Enzymatic protein hydrolysis of food processing by-products is a well-recognized strategy for producing peptide-rich formulations of added value. The biochemical complexity of this process poses a significant challenge in the use of classical analytical methods as process monitoring tools in both laboratory and industrial setups. In the present study, we are reporting an FTIR-based multivariate approach for monitoring the change in the molecular size distribution of proteins during enzymatic hydrolysis of chicken fillets and processing by-products. For 129 protein hydrolysates, weight-average molecular weight derived from size-exclusion chromatographic analysis was established as a pragmatic measure of the extent of hydrolysis. FTIR spectra acquired from dry films of the hydrolysates were used to build multivariate calibration models using partial least squares (PLS) regression. The best predictions were obtained when the data from two different raw materials, i.e., chicken fillets and mechanical chicken deboning residues, were modeled individually. A good prediction model was also achieved for the combined data from the two raw materials using canonical PLS (CPLS) regression or variable selection. The results from the current study underline the potential of FTIR spectroscopy as a rapid analytical tool for monitoring enzymatic protein hydrolysis of complex raw materials.

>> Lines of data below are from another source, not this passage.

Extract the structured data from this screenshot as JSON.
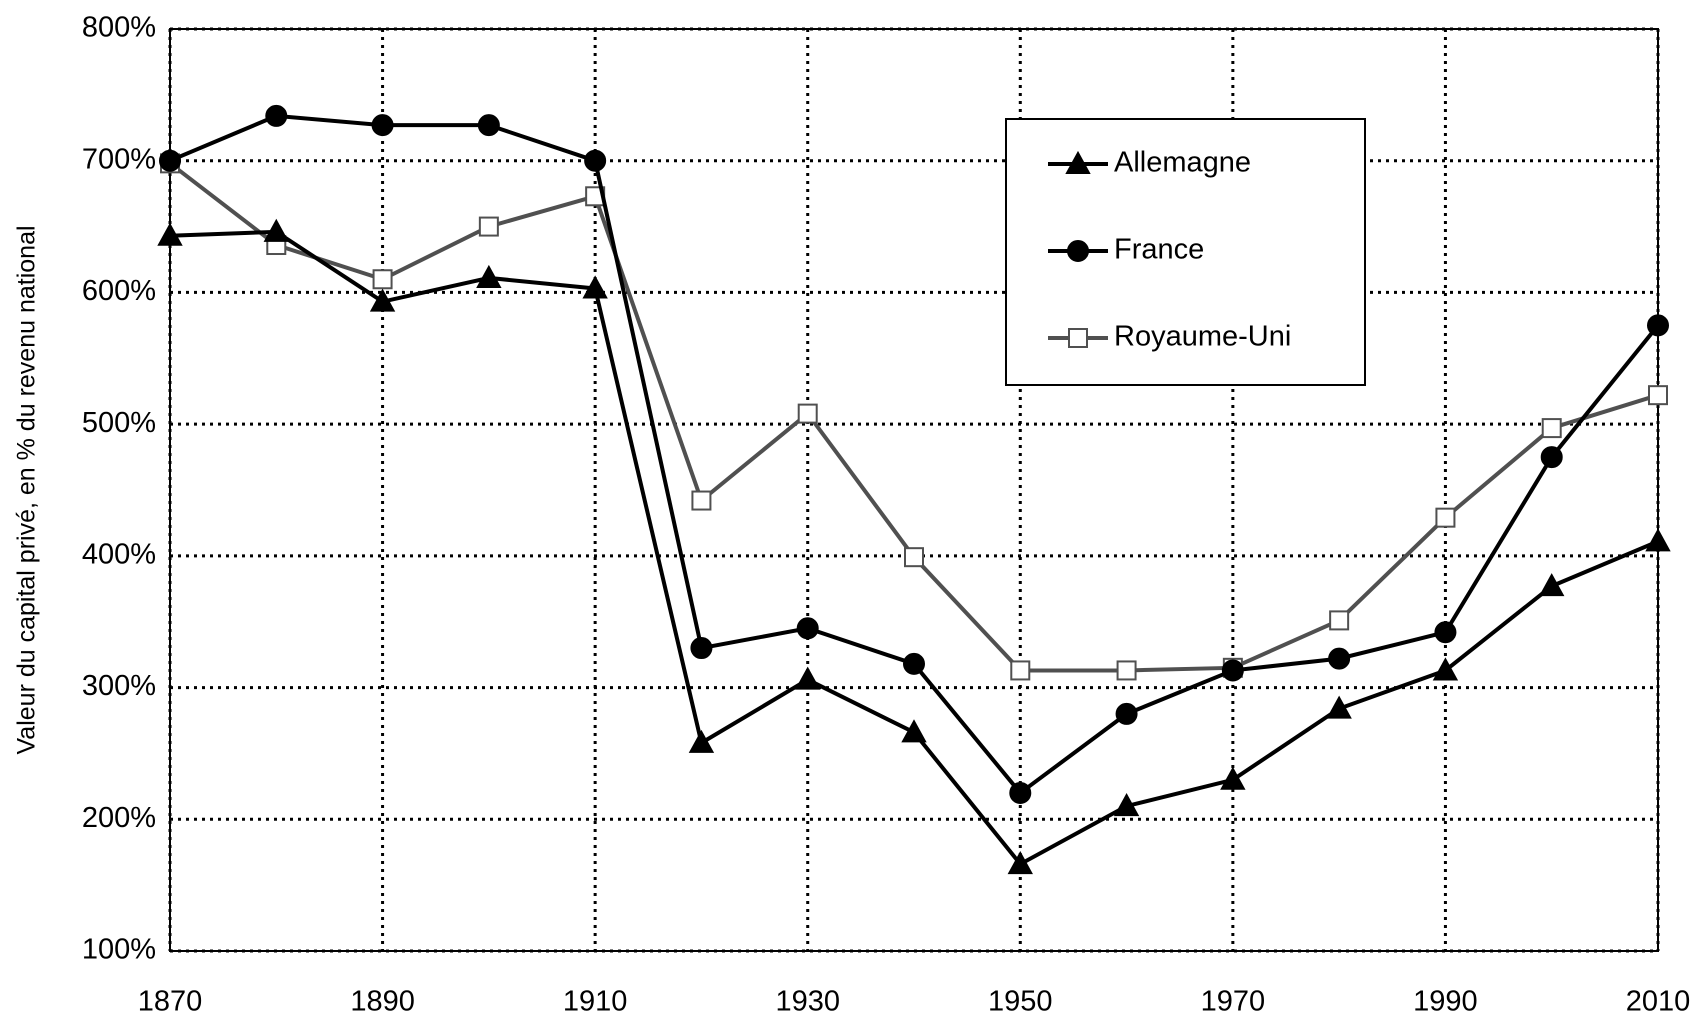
{
  "chart_data": {
    "type": "line",
    "y_label": "Valeur du capital privé, en % du revenu national",
    "x": [
      1870,
      1880,
      1890,
      1900,
      1910,
      1920,
      1930,
      1940,
      1950,
      1960,
      1970,
      1980,
      1990,
      2000,
      2010
    ],
    "xlim": [
      1870,
      2010
    ],
    "xticks": [
      1870,
      1890,
      1910,
      1930,
      1950,
      1970,
      1990,
      2010
    ],
    "ylim": [
      100,
      800
    ],
    "yticks": [
      {
        "value": 100,
        "label": "100%"
      },
      {
        "value": 200,
        "label": "200%"
      },
      {
        "value": 300,
        "label": "300%"
      },
      {
        "value": 400,
        "label": "400%"
      },
      {
        "value": 500,
        "label": "500%"
      },
      {
        "value": 600,
        "label": "600%"
      },
      {
        "value": 700,
        "label": "700%"
      },
      {
        "value": 800,
        "label": "800%"
      }
    ],
    "grid": true,
    "legend": "top-right",
    "series": [
      {
        "name": "Allemagne",
        "color": "#000000",
        "marker": "triangle",
        "values": [
          643,
          646,
          593,
          611,
          603,
          258,
          306,
          266,
          166,
          210,
          230,
          284,
          313,
          377,
          411
        ]
      },
      {
        "name": "France",
        "color": "#000000",
        "marker": "circle",
        "values": [
          700,
          734,
          727,
          727,
          700,
          330,
          345,
          318,
          220,
          280,
          313,
          322,
          342,
          475,
          575
        ]
      },
      {
        "name": "Royaume-Uni",
        "color": "#505050",
        "marker": "square",
        "values": [
          698,
          636,
          610,
          650,
          673,
          442,
          508,
          399,
          313,
          313,
          315,
          351,
          429,
          497,
          522
        ]
      }
    ]
  }
}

Feed-Forward Prediction of Product Qualities in Enzymatic Protein Hydrolysis of Poultry By-products: a Spectroscopic Approach

Enzymatic protein hydrolysis (EPH) is one of the industrial bioprocesses used to recover valuable constituents from food processing by-products. Extensive heterogeneity of by-products from, for example, meat processing is a major challenge in production of protein hydrolysates with stable and desirable quality attributes. Therefore, there is a need for process control tools for production of hydrolysates with defined qualities from such heterogeneous raw materials. In the present study, we are reporting a new feed-forward process control strategy for enzymatic protein hydrolysis of poultry by-products. Four different spectroscopic techniques, i.e., NIR imaging scanner, a miniature NIR (microNIR) instrument, fluorescence and Raman, were evaluated as tools for characterization of the raw material composition. Partial least squares (PLS) models for ash, protein, and fat content were developed based on Raman, fluorescence, and microNIR measurements, respectively. In an effort to establish feed-forward process control tools, we developed statistical models that enabled prediction of end-product characteristics, i.e., protein yield and average molecular weight of peptides (Mw), as a function of raw material quality and hydrolysis time. A multiblock sequential orthogonalised-PLS (SO-PLS) model, where spectra from one or more techniques and hydrolysis time were used as predictor variables, was fitted for the feed-forward prediction of product qualities. The best model was obtained for protein yield based on combined use of microNIR and fluorescence (R2 = 0.88 and RMSE = 4.8). A Raman-based model gave a relatively moderate prediction model for Mw (R2 = 0.56 and RMSE = 150). Such statistical models based on spectroscopic measurements of the raw material can be vital process control tools for EPH. To our knowledge, the present work is the first example of a spectroscopic feed-forward process control for an industrially relevant bioprocess.